About 1 g each of the composition prepared in Example 2 later described is placed in each beaker of 100 ml and 50 ml each of distilled water, isotonic sodium chloride solution, phosphate buffer solution and milk are added thereto, respectively. When mildly stirred, a time period for dissolution (i.e., the period of time until the presence of powder is not noted at the bottom of the beaker) and properties of the resulting solution are observed.

Furthermore, these solutions are allowed to stand at room temperature and the thrombin activity in each solution is measured up to 24 hours.

Determination of the thrombin activity is performed as in Test Example 1.

The results are shown in Table 3.

TABLE 3 ______________________________________ Time for Dissolution and 6 Hours 24 Hours Solvents Properties of Solution After After ______________________________________ Distilled The composition was 99 99 water dissolved within a minute; no precipitate was observed Isotonic The composition was 98 101 sodium dissolved within a chloride minute; no precipitate solution was observed Phosphate The composition was 100 101 buffer dissolved within a solution minute; no precipitate was observed Milk The composition was 103 102 dissolved within a minute; no precipitate was observed ______________________________________

The numerical values show the thrombin activity after being allowed to stand, when the thrombin activity before being allowed to stand is 100.

As is clear from Table 3, the solubility of the composition of the present invention is extremely high and no insoluble precipitates are noted. The composition of the present invention is excellent for oral administration. In addition, the thrombin activity in the solutions in which the composition is dissolved is stable over long periods of time and the composition is useful.

EXAMPLES

Next, the present invention is described with reference to the examples and reference example but is not deemed to be limited to these examples.
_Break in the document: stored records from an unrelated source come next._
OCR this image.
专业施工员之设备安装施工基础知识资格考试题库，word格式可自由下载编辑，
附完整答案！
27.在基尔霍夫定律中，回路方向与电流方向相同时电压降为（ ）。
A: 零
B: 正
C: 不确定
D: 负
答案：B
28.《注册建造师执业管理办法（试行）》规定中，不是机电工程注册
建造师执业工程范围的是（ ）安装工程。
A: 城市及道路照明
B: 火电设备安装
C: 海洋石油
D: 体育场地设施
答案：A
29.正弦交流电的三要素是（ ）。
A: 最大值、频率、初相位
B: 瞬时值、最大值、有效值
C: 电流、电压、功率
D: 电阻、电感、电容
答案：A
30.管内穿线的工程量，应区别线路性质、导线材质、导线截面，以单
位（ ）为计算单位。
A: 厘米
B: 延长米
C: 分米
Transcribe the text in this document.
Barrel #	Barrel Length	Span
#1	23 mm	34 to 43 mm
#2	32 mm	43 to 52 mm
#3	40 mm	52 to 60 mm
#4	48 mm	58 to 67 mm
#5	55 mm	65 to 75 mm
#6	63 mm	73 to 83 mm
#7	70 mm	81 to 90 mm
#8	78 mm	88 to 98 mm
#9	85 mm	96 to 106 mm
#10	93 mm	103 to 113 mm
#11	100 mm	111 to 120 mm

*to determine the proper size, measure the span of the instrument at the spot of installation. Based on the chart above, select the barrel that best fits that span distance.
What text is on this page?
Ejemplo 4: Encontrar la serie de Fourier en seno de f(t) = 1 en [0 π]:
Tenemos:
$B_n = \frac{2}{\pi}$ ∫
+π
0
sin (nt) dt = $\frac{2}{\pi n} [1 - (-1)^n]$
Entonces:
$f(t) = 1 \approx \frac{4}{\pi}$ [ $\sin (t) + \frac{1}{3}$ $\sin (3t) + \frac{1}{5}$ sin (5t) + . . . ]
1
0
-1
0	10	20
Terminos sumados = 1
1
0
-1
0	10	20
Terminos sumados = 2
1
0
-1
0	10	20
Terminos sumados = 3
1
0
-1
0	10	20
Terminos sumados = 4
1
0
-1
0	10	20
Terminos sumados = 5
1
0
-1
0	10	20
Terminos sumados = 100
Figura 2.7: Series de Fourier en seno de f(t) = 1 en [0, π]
In the examples, a solution of thrombin prepared by combining calcium salt and thromboplastin with prothrombin extracted and purified from bovine serum is prepared with a specific activity of 1000 units/mg protein in a concentration of 10,000 units/ml and is used.

EXAMPLE 1

______________________________________ Thrombin 20,000,000 units Glycine 30 g Gelatin 20 g Sucrose appropriate amount Total 1,000 g ______________________________________

Glycine is added to a thrombin solution and dissolved. By freeze drying, a powder is obtained. Sucrose is added to the resulting powder. The mixture is mixed and stirred. With mixing and stirring, a solution of gelatin in distilled water is sprayed onto the mixture to give granules. After drying with a drier under heating, the granules are sieved to give fine granules.

EXAMPLE 2

______________________________________ Thrombin 20,000,000 units D-Mannitol 30 g Gelatin 20 g Sucrose appropriate amount Total 1,000 g ______________________________________

D-Mannitol is added to a thrombin solution and dissolved. By freeze drying, a powder is obtained. Sucrose is added to the resulting powder. The mixture is mixed and stirred. With mixing and stirring, a solution of gelatin in distilled water is sprayed onto the mixture to give granules. After drying with a drier under heating, the granules are sieved to give fine granules.

REFERENCE EXAMPLE 1

______________________________________ Thrombin 20,000,000 units Sucrose appropriate amount Total 1,000 g ______________________________________

A thrombin solution is freeze dried to give a powder. Sucrose is added to the resulting powder. The mixture is mixed and stirred. With mixing and stirring, distilled water is sprayed onto the mixture to give granules. After drying with a drier under heating, the granules are sieved to give fine granules.

While the invention has been described in detail and with reference to specific embodiments thereof, it is apparent to one skilled in the art that various changes and modifications can be made therein without departing from the spirit and the scope of the present invention.